Sempre foi difícil ser Harry Potter e não é muito fácil agora, já que ele é um funcionário cheio de trabalho no Ministério da Magia, um marido e pai de três crianças na idade escolar. Enquanto Harry luta com um passado que se recusa a ficar onde pertence, seu filho mais novo, Alvo, precisa lidar com o peso de um legado de família que ele nunca quis. Enquanto passado e presente começam uma sinistra fusão, pai e filho aprendem uma verdade desconfortável, pois a escuridão vem de lugares inesperados



The Cursed Child acompanha a história de Albus Severo Potter, o segundo filho de Harry e Gina, em sua própria aventura no mundo bruxo. É mais que importante ressaltar a falta de relação dessa peça com os filmes e, até certo ponto, com os livros. Os personagens possuem algumas características diferentes – físicas e em sua personalidade. Algumas diferenças foram positivas, outras nem tanto.

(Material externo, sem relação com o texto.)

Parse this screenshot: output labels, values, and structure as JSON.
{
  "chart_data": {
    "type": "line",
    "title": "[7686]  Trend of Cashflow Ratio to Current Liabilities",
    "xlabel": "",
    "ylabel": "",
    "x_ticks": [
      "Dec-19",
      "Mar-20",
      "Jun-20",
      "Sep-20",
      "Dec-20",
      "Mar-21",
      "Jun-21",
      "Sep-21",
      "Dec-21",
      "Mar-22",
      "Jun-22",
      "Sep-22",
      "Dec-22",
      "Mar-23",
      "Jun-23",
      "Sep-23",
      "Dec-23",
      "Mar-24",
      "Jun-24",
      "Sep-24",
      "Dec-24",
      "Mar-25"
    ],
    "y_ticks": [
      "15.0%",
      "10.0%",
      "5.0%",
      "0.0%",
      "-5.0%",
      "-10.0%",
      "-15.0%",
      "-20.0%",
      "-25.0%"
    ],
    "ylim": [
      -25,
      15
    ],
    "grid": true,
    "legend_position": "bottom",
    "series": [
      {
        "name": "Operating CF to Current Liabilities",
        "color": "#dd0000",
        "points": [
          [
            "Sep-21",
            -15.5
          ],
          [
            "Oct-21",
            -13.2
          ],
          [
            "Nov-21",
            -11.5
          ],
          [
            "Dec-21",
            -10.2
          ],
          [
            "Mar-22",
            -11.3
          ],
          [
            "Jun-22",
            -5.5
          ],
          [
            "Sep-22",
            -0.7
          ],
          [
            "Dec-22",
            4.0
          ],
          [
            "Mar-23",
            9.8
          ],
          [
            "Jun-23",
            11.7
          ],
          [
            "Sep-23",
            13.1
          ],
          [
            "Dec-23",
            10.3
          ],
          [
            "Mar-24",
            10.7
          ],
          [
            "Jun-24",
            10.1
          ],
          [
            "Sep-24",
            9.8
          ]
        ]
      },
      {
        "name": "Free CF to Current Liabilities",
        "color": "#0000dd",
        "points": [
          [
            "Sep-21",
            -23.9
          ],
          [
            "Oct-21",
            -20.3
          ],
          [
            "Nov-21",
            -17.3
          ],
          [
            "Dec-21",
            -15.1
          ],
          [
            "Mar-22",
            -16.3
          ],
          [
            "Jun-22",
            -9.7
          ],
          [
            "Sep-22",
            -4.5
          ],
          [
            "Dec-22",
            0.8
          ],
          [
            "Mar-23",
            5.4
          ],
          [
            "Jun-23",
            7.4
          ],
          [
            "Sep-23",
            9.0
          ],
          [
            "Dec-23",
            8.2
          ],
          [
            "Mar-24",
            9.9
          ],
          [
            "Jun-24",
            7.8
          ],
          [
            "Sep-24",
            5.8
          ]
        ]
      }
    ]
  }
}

HERMIONE: You say lame, he says glorious, I say... somewhere in between.

Em seu todo, os personagens foram bem desenvolvidos. Os protagonistas, que já haviam sido brevemente apresentados ao final de Relíquias da Morte, foram bem aprofundados. Infelizmente, sempre tem aquele espaço para erro e acredito que o maior tenha sido o retrocesso na personalidade de Ron Weasley. Nessa história o ruivo não tem uso algum além de ser o alivio cômico nos momentos de tensão. Eu sempre sou a primeira a admitir que Ron é um personagem extremamente engraçado, mas também sei que não é só de comedia que ele é feito. Estamos falando do garoto que com apenas 11 anos quebrou um jogo de xadrez enfeitiçado por Minerva Mcgonagall, ele é um ótimo estrategista e a maioria resolve ignorar esse fato.

Ainda sobre personagens, algo que nunca imaginei se tornou realidade. Potter e Malfoy trabalhando juntos e sendo melhores amigos é cannon nesse pequeno presente para os fãs. Albus e Scorpius tem uma relação incrivelmente bonita e devo admitir que passei metade do meu tempo esperando uma leve declaração. A amizade deles foi escrita de uma forma tão pura e bela que se tronou digna do Trio de Ouro.

Como toda boa homenagem, existem diversos momentos onde flashbacks nos transportam para a serie original. Também podemos – mesmo que todos tenham o direito de considerar real ou não – ver um pouco mais da vida de Harry com os tios e em alguns de seus limitados momentos com seus pais.

Talvez a leitura seja um pouco complicada pelo formato de peça, talvez muitos não gostem dessa forma de narração. Porém, apesar de confuso, o enredo é bem interessante e é sempre valido fazer mais uma visita para o mundo bruxo.



Eu dei quatro estrelas porque a história é cheia de boas intenções – e muitas das quais eles cumprem -, mas não chega ao nível J.K de maravilha. Recomendo para todos que se consideram fãs do bruxinho e se existir algum tipo de hesitação tenho uma dica a ser repassada: tome como parodia qualquer coisa que acreditar não ser digna de J.K Rowling. Ah, e aproveite sua volta a Hogwarts.